Spanish play immerses Goliad audience in history (Video)
Jan. 5, 2013 at 10:04 p.m.
Updated Jan. 5, 2013 at 7:06 p.m.
The flowing Spanish resonated off the whitewashed walls of the Mission Espiritu Santo.
The actors, dressed brightly in Spanish-style costumes, played out a story thousands of years old.
Even though most of the visitors in the mission Saturday did not speak Spanish - as the Native Americans did not in the 1700s - they understood the story.
"I would say that it was about temptation, liberation and devotion. I think community, too. You could feel that," said Rachel McClelland, a visitor in the Goliad State Park from New York.
McClelland and the 15 other guests could guess the themes of "Los Pastores - A Shepherd's Play" performed by Los Pastores De Belen (The Shepherds of Bethlehem), because of the symbolism and lively animation.
Franciscan priests created the action-filled dramas in the 16th century to share Catholicism with the Mesoamerican Indians who did not speak Spanish, according to a release by the Goliad State Park.

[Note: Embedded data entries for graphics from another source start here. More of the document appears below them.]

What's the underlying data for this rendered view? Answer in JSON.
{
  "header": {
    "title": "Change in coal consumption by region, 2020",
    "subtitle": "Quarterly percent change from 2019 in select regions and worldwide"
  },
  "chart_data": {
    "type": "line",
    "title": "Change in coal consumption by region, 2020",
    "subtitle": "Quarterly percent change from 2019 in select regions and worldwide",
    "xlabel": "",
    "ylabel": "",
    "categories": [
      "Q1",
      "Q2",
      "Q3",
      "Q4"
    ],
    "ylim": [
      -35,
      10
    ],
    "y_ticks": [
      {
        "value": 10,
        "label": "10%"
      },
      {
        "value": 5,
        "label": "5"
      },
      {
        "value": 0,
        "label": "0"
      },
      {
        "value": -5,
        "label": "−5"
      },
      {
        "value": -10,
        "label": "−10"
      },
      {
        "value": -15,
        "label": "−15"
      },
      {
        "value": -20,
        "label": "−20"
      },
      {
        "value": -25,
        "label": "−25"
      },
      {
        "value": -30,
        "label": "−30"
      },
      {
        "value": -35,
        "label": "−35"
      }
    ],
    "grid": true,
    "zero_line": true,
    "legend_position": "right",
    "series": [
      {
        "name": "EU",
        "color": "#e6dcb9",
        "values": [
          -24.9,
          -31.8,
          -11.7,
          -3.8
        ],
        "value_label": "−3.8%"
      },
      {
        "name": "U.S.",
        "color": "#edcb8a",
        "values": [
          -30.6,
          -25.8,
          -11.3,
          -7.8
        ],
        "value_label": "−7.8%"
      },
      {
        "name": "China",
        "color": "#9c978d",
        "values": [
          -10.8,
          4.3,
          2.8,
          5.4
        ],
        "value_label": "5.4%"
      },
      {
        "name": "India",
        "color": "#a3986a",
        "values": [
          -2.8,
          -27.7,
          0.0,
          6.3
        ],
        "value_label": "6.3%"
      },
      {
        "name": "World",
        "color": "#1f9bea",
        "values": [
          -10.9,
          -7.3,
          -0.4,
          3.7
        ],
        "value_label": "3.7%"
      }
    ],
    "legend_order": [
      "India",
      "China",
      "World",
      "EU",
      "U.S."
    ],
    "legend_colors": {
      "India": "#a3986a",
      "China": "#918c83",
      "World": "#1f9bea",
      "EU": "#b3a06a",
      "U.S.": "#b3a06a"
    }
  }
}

"My opinion is that it is important that people get a feel for what the Native Americans went through ... and it is an aspect that takes you back to what the mission was like," said Tammy Zellner, ranger at the park.
She said Saturday's audience, as well as the Native Americans, used observations to learn the story.
"It is amazing how, without knowing the language, you can still follow along just knowing the body language and the symbols," Zellner said.
Connie Rodriguez, assistant director of the group out of San Antonio, said they have performed in Goliad for the past seven years, since the site probably hosted these plays.
"It is about the fight between good and evil, and that way the indigenous got to learn about the birth of Christ. ... This is the mission of the Holy Spirit, and we feel that when we come here we are touched by the spirit," Rodriguez said.
Made up of 18 volunteers, she said some members of the group have been acting in the plays since they were children.
They depict the birth of Jesus, meant to remind people of the reason for Christmas, about 12 to 16 times in December and January.
"I really felt the devotion of the people. It was obvious that they were loving it and loving what they were doing. They cared deeply about it, and that is what made it special," McClelland said.